The blank space on the reading can mean one of two things: a disturbance in the soil, or something buried underneath that’s absorbing the radar energy. Either way, in order to learn what the anomaly was, they’d have to dig.
So, on September 11, 1992, for a third time, police dug for Pearl’s body. After a couple of shovelfuls, police hit an object; a head wrapped in a garbage bag.
On the body was a watch monogrammed with Pearl’s name and shoes Pearl was last seen wearing.
Pearl had been found. She had been struck in the head three times by a fist and bled to death.
The evidence was damning. Detective Lehan went upstairs from the cellar, still smelling the stench of Pearl’s decomposing body, to retrieve Bill.
Bill was sitting at his kitchen table, eating spaghetti when police entered the room.
“You’ll never guess what we found downstairs,” Lehan says to Bill.
“I don’t know. What?” Bill asks, unperturbed.
“We found Pearl. She’s downstairs. Can you believe that?”
“How did she get down there?”
“I haven’t the foggiest. But you know what, you’re under arrest.”
“Murder? That’s a pretty strong word.”
“Bill, that’s a pretty strong smell.”
Bill, unfazed by the still lingering stink of his dead wife’s corpse, insisted on finishing his spaghetti before leaving with the cops.

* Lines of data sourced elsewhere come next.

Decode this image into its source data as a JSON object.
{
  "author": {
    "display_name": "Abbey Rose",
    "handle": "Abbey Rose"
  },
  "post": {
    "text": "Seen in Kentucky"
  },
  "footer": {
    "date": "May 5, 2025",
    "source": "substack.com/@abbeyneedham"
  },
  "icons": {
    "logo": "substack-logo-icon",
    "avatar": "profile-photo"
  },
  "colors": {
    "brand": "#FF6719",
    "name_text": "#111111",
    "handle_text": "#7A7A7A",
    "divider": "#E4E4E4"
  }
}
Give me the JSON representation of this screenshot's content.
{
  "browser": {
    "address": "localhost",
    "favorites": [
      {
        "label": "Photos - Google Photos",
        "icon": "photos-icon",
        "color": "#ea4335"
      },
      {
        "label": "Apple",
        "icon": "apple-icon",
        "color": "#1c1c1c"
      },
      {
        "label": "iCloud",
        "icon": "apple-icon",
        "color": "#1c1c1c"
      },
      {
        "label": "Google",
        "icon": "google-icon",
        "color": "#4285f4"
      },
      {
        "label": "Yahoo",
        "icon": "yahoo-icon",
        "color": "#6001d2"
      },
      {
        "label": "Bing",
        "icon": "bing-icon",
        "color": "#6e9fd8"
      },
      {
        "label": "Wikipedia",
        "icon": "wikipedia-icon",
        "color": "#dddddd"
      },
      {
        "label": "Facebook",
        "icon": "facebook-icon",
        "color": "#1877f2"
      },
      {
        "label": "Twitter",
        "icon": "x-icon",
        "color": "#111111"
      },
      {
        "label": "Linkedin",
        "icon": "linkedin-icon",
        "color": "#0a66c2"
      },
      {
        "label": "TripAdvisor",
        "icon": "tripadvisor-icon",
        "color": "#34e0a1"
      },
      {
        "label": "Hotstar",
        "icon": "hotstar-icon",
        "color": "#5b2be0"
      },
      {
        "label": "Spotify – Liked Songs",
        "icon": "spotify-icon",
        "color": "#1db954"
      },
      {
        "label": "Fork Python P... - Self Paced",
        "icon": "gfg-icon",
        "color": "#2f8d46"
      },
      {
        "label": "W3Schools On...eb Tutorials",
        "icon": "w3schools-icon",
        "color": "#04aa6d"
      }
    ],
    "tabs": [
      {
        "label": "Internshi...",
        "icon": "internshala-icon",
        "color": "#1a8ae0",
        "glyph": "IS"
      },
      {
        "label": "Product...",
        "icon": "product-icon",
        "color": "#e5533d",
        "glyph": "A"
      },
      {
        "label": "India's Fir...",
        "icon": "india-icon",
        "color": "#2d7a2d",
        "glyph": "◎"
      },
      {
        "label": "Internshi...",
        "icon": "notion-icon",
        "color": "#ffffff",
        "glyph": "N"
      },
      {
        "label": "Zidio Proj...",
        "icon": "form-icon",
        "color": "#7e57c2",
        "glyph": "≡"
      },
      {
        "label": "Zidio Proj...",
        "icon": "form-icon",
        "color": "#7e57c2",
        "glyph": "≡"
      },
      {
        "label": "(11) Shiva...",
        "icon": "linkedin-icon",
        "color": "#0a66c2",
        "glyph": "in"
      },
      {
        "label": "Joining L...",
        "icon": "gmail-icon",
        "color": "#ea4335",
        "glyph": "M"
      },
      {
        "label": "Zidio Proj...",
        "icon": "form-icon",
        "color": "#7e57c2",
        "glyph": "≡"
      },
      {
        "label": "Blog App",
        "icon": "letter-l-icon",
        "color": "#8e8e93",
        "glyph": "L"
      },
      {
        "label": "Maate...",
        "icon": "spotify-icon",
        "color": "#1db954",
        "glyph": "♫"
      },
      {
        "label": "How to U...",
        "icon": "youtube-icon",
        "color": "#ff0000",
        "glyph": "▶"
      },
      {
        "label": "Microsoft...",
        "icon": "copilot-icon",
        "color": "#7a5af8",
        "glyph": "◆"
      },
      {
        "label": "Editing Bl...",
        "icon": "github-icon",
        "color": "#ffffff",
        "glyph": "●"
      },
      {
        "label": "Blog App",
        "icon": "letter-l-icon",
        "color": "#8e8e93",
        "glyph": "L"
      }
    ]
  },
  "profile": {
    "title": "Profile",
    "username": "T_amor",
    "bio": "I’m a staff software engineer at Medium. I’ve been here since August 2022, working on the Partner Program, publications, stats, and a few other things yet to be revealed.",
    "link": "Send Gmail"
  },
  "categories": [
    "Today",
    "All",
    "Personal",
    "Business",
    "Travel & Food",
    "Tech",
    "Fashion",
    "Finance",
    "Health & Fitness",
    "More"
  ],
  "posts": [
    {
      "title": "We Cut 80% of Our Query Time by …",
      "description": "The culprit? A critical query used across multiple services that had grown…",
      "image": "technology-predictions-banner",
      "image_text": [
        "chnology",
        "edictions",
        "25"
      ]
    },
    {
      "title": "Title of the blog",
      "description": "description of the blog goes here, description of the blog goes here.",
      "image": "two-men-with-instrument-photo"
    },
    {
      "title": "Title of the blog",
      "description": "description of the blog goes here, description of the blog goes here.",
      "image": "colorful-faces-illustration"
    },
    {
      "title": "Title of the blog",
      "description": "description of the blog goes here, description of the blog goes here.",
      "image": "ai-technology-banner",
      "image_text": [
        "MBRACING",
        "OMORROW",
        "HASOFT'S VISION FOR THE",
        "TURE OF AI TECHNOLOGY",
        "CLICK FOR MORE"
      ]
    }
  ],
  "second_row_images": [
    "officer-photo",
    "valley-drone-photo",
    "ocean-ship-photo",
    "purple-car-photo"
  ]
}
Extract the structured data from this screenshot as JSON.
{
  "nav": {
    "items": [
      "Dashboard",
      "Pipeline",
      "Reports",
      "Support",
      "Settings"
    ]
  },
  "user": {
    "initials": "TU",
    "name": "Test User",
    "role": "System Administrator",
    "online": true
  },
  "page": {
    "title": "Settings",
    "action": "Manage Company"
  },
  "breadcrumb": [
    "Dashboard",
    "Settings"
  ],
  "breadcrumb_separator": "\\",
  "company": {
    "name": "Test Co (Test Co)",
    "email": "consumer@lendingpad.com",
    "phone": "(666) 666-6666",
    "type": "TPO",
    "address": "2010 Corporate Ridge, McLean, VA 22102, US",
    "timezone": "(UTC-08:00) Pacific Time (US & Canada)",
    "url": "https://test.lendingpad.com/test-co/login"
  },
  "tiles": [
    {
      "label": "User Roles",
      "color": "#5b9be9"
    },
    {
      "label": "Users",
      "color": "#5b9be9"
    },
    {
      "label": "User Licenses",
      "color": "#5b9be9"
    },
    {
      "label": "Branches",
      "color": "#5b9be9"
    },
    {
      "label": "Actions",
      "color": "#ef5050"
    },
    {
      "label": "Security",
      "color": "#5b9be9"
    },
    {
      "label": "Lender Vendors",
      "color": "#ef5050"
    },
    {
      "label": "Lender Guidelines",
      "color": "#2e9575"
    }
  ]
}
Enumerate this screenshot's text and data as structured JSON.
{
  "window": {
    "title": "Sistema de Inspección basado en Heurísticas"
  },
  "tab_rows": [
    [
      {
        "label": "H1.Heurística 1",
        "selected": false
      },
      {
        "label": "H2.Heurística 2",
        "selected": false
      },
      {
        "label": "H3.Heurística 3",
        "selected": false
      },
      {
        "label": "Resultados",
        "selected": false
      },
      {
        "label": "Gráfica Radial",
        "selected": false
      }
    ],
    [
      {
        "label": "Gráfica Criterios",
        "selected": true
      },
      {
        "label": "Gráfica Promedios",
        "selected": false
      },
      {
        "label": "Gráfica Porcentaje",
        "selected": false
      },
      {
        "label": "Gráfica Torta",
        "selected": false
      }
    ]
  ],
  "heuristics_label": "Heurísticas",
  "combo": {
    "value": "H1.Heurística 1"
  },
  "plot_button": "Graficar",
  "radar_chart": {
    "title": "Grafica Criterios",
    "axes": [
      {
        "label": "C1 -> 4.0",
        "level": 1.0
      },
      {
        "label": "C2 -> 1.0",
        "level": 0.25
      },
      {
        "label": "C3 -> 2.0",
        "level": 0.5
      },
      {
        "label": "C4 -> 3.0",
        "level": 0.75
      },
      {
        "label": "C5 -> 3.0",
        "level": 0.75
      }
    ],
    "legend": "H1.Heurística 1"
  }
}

They didn’t grant his request. Instead, they hauled him off to jail and charged him with the murder of his wife.
Police believe that Bill and Pearl were in an argument that became physical. He hit Pearl a few times and knocked her out where she then bled to death. He wrapped her up in plastic bags, dragged her to the cellar, and buried her.
Bill ultimately pleaded guilty to manslaughter and was sentenced to 15 years.
It was later learned, through medical records, that Pearl had been recently diagnosed with terminal cancer and had less than six months to live.